What am I misunderstanding about the confidence interval returned by acf, and how am I misinterpreting these results?

  • It is unclear what is going on, because the values you report don't come close to matching what your plot shows. The plot suggests you are working with a tiny series, so it should be possible to show us the details of your calculations. – whuber Jan 11 '23 at 13:29
  • Although your plot is too small to read clearly, it looks like the lag-1 coefficient is around 0.28 to 0.29. That's right in the middle of the second interval you report. That's perfectly consistent. A confidence interval is intended to include the true value. On the other hand, the blue band in the plot shows where the coefficients would lie if the data were independent. Those are two very different things! – whuber Aug 26 '23 at 14:10

2 Answers2

2

I will attempt this different approach in explaining.

  • Let's call the grey/blue area in the graph, exclusion region.
  • Let's call the confidence intervals returned from the acf function, as confidence intervals.

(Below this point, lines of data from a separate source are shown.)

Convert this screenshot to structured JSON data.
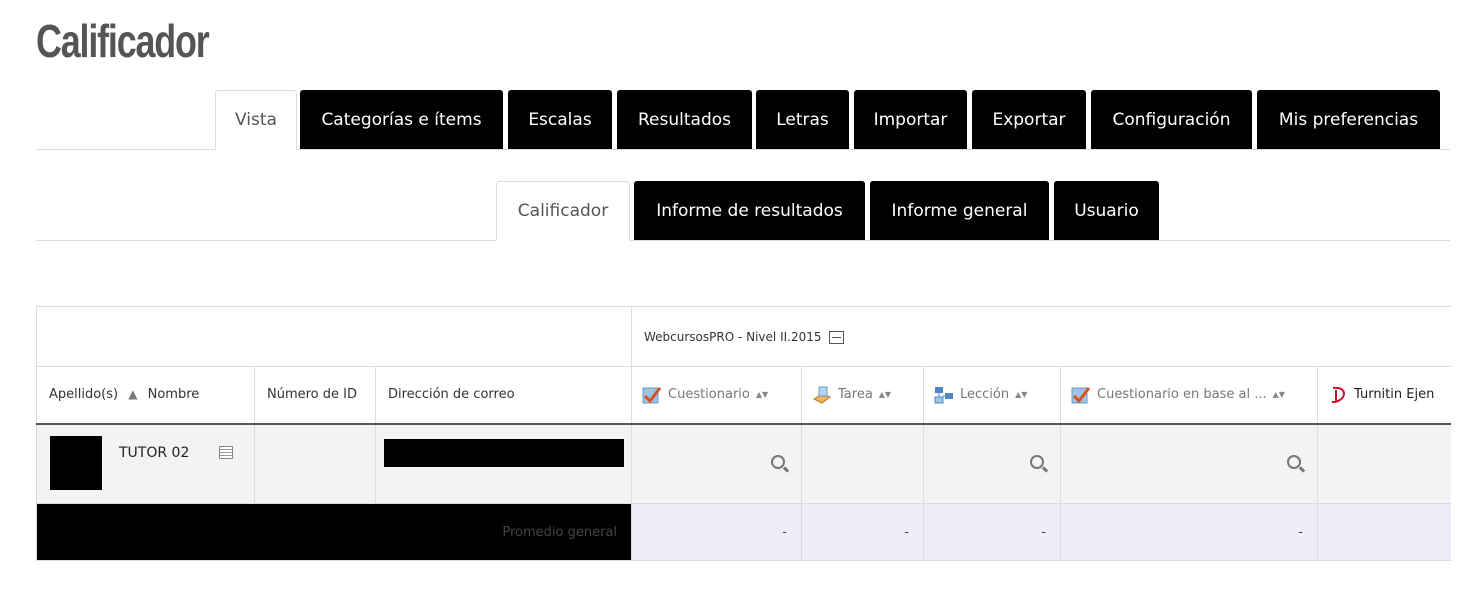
{
  "page": {
    "title": "Calificador"
  },
  "primary_tabs": [
    {
      "label": "Vista",
      "active": true
    },
    {
      "label": "Categorías e ítems",
      "active": false
    },
    {
      "label": "Escalas",
      "active": false
    },
    {
      "label": "Resultados",
      "active": false
    },
    {
      "label": "Letras",
      "active": false
    },
    {
      "label": "Importar",
      "active": false
    },
    {
      "label": "Exportar",
      "active": false
    },
    {
      "label": "Configuración",
      "active": false
    },
    {
      "label": "Mis preferencias",
      "active": false
    }
  ],
  "secondary_tabs": [
    {
      "label": "Calificador",
      "active": true
    },
    {
      "label": "Informe de resultados",
      "active": false
    },
    {
      "label": "Informe general",
      "active": false
    },
    {
      "label": "Usuario",
      "active": false
    }
  ],
  "grade_table": {
    "category_name": "WebcursosPRO - Nivel II.2015",
    "columns": {
      "lastname": "Apellido(s)",
      "firstname": "Nombre",
      "idnumber": "Número de ID",
      "email": "Dirección de correo"
    },
    "items": [
      {
        "name": "Cuestionario",
        "icon": "quiz-icon"
      },
      {
        "name": "Tarea",
        "icon": "assignment-icon"
      },
      {
        "name": "Lección",
        "icon": "lesson-icon"
      },
      {
        "name": "Cuestionario en base al ...",
        "icon": "quiz-icon"
      },
      {
        "name": "Turnitin Ejen",
        "icon": "turnitin-icon"
      }
    ],
    "rows": [
      {
        "name": "TUTOR 02",
        "grades": [
          "",
          "",
          "",
          "",
          ""
        ]
      }
    ],
    "overall_average": {
      "label": "Promedio general",
      "values": [
        "-",
        "-",
        "-",
        "-",
        ""
      ]
    }
  },
  "colors": {
    "tab_bg": "#000000",
    "avg_row_bg": "#eeeefb",
    "title": "#555555"
  }
}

So, the null hypothesis of the acf test is to be significantly different than 0 as stated before. Alpha controls the significance and in your case alpha=0.05 this means that the exlusion region is the area where with 95% confidence we are saying that the coefficient is not significantly different than 0, if it falls within for the given data, but it is significantly different than 0 if it is outside that area (as there is a chance to be outside of that area for the given data only 5%, so it is not a coincidence and therefore the null hypothesis is rejected).

Now, for the second part, confidence intervals show the range that gives you the defined confidence based on the alpha value, for your given data. In your case, with alpha=0.05, this means that for the second obesrvation(first lag), there is a confidence of 95% that the actual results falls within [0.25381333, 0.33221189]. To verify this, for the first observation (no lag), this range is [1, 1] as we are 100% sure that we know the present value (no surpise with 100% autocorrelation with itself).

Lastly, what might help in this case, is the link between those two values, the +/-exclusion region interval and the confidence intervals givan by acf. For your first given datapoint(first lag):

(0.33221189 - 0.25381333) / 2 is your +/- of your exclusion region in the graph (=0.03919928).

In conclusion, the confidence range around the actual value that we are doing the hypothesis testing with let's say 95% confidence, remains the same as stated by @Sextus Empiricus, based on the statistics of the given sample. What is changing though is the centre of the value and the prespective:

  • Are we looking for significantly different (eg.than zero)? Then it should be falling outside our confidence region to reject the hypothesis.
  • Do we want to know the region to which the actual value should be falling inside with a certain confidence (eg. 95%)? Then we find get the +/- intervals that represent this confidence.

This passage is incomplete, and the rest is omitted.